Podczas gdy ""pogrzeb powietrzny"" pozostaje nadal dominującym wyborem Tybetańczyków, wzrósł poziom akceptacji kremacji jako rozwiązania alternatywnego.
Dom pogrzebowy w Lhasie został otwarty w 2000 r., pod koniec zeszłego roku skremowano w nim prawie 10.000 ciał. W 2016 roku kremacji poddano jedną czwartą zmarłych w Tybecie, podczas gdy w roku 2001 ten odsetek wynosił 17 procent.
Purbu Zhaxi powiedział, że po otwarciu zakładu bardzo niewielu ludzi decydowało się na kremację, a dziś bardzo wielu, zarówno Chińczyków Han, jak i Tybetańczyków, wybiera ten sposób pochówku bliskich.
"Zajęło mi trochę czasu, by zaakceptować kremację", mówi Lhaba Cering, technik w placówce. Czterech z pięciu pracujących w zakładzie techników to etniczni Tybetańczycy, ich praca praca polega na na przygotowaniu ciał do kremacji.
Pracujący w drukarni Lhaba Cering w 2000 roku został przeniesiony do pracy w domu pogrzebowym. Na początku musiał walczyć z barierą psychiczną. Dwa miesiące później, po ukończeniu gruntownego szkolenia, zgodnie z zasadami których nauczył się od swoich kolegów i techników z innych części kraju, skremował "swojego" pierwszego zmarłego Tybetańczyka.

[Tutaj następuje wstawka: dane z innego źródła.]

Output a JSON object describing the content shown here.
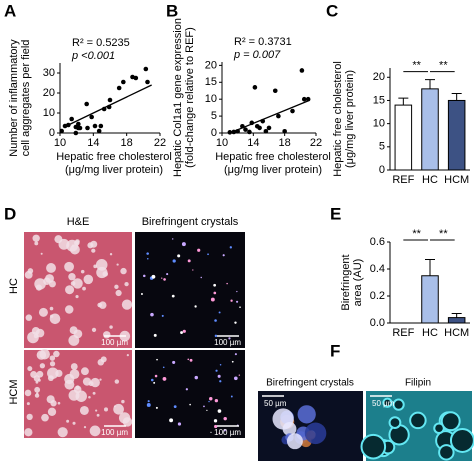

Po otwarciu zakładu jego pracownicy, aby przekazać społeczeństwu informacje o możliwości kremacji, roznosili broszury po szpitalach.
Rok później do zakładu przywożono ciała nawet z mięjscowości odległych o tysiące kilometrów, jednak ktoś rozpowszechnił pogłoskę, że  w krematorium wiszą noże a ciała cierpią z powodu licznych cięć.
Wówczas dom pogrzebowy, aby podważyć te plotki, zorganizował w krematorium "dni otwarte". Wielu odwiedzających było zdumionych tym, jak czysty jest proces kremacji. Wychodzili przekonani. Bowiem w tybetańsko-buddyjskiej tradycji, wszystko, co dotyczy zmarłego, musi być czyste, a po śmierci nie powinno być żadnych śladów na ciele zmarłego.
Lhaba Zhaxi, kierownik domu pogrzebowego, opowiada, że czasami widzi starsze kobiety przechodzące w pobliżu obiektu. "Może rozważają swoje opcje po śmierci".
Oprócz projektu rozbudowy sieci domów pogrzebowych rząd regionalny pracuje również nad ochroną miejsc tradycyjnych "pogrzebów powietrznych". Przeznaczył 380 milionów juanów na renowację 156 cmentarzy dla "pogrzebów powietrznych". Powstaną kostnice, drogi zostaną wybrukowane i dodane poręcze wzdłuż nich.